It gives me great pleasure to know that the Geuzen Medal for 2005 is to be awarded to the International Campaign for Tibet (ICT). Since its inception, the ICT has made a commendable contribution to the promotion of human rights and democracy in Tibet and supporting my non-violent efforts to find a negotiated solution to the Tibetan problem. I was very pleased to learn too that the Geuzenverzet Foundation was established in memory of the many who worked for freedom and democracy in resistance movements during the Second World War. It is indeed a privilege for the ICT to be counted among such illustrious company.

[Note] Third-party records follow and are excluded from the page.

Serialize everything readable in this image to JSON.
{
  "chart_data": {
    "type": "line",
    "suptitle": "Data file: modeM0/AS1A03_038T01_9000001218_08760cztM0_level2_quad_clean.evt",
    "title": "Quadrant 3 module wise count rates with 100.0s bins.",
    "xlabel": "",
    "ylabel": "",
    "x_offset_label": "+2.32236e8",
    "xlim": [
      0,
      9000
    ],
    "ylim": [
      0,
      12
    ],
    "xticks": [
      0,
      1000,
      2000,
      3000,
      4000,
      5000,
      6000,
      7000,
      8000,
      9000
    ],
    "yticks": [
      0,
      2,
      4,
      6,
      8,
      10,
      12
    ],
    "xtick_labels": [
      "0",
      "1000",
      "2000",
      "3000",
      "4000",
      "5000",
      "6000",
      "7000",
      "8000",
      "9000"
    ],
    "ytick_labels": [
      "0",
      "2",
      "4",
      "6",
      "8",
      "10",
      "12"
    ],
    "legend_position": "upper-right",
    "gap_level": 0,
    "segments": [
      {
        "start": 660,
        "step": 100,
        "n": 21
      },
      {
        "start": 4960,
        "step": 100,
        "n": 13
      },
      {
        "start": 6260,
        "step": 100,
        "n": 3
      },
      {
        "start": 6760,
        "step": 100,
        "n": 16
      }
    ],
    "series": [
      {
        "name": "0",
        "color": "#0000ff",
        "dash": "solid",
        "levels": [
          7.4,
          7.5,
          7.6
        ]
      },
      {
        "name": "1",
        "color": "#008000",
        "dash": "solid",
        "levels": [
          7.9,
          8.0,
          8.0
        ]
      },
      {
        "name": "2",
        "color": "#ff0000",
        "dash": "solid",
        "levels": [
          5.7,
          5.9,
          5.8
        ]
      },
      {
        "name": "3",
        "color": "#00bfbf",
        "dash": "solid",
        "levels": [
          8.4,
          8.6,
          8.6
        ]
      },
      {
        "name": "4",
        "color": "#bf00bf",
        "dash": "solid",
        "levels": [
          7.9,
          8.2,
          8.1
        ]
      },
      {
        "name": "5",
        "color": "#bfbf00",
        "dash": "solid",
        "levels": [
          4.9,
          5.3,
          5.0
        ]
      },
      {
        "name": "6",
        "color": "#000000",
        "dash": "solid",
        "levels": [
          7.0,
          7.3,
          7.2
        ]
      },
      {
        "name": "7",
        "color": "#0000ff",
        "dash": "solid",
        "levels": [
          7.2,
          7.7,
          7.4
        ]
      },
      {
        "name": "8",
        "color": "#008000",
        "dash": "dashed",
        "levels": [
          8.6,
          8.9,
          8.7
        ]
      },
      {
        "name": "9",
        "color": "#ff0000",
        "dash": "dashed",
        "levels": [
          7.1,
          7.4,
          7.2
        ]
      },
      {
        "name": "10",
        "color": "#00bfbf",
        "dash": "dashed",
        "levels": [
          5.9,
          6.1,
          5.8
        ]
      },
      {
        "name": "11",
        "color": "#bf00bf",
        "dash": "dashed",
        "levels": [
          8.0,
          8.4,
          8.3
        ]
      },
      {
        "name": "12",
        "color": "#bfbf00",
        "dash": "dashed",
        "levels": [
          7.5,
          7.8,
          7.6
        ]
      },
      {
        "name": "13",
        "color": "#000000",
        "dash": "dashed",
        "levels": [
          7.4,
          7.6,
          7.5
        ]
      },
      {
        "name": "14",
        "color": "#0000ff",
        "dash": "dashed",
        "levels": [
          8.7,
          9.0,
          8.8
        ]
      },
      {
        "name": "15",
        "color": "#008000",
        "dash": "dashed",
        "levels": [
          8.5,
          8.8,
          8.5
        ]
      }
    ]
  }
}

In recent years the ICT has worked hard to raise public awareness of the real situation inside Tibet and the true nature of our freedom struggle. Our firm commitment to a peaceful campaign is based on a fundamental belief that violence can only breed more violence and suffering. Therefore, since our aim is to end the suffering of the Tibetan people and not to inflict suffering upon others, our struggle must remain non-violent and free of hatred.

It is with this in mind that I have repeatedly proposed mutually-beneficial negotiations with the Chinese leadership to resolve the Tibetan problem. I am glad to say that they have lately responded to our initiative and my envoys have recently met Chinese leaders with a view to entering into serious discussions. It is my heartfelt hope that such discussions will lead to an end to the suffering of the Tibetan people. In the final analysis it is for the Tibetan and Chinese peoples themselves to find a just and peaceful resolution to the Tibetan problem. Once they understand the true situation in Tibet, many Chinese, particularly pro-democracy activists, both inside and outside China, willingly give us their support. Similarly, we take great courage and solace from such potent expressions of support as represented by the granting of this esteemed award.

Over the last four decades and more, unspeakable misfortune has overtaken our country, Tibet, because of which more than a million of our compatriots have died. One hundred thousand Tibetans including myself have fled our homeland and now live in exile. Although this has created an opportunity for us to preserve our culture, religion and identity, along with our self-respect with a semblance of freedom and democracy, the six million Tibetans in Tibet continue to live in much poorer conditions. Their stomachs may now be full and constraints on their movement and religious freedom may have been relaxed a little, but, as the saying goes, man does not live by bread alone. People need mental freedom, a conducive atmosphere in which to exercise their creative talents, and, above all the ability to determine their own future.

The very existence of a distinct Tibetan national and cultural identity continues to be under threat. Therefore, we are seeking to save our people and their unique heritage, which has some potential to serve humanity and to promote peace in this part of the world, from total annihilation.

On this auspicious occasion, I appeal to all those attending the award of the Geuzen Medal to the ICT to remember not only the Tibetan people, but also all human beings who are presently prevented from exercising the rights and freedoms that many of us take for granted.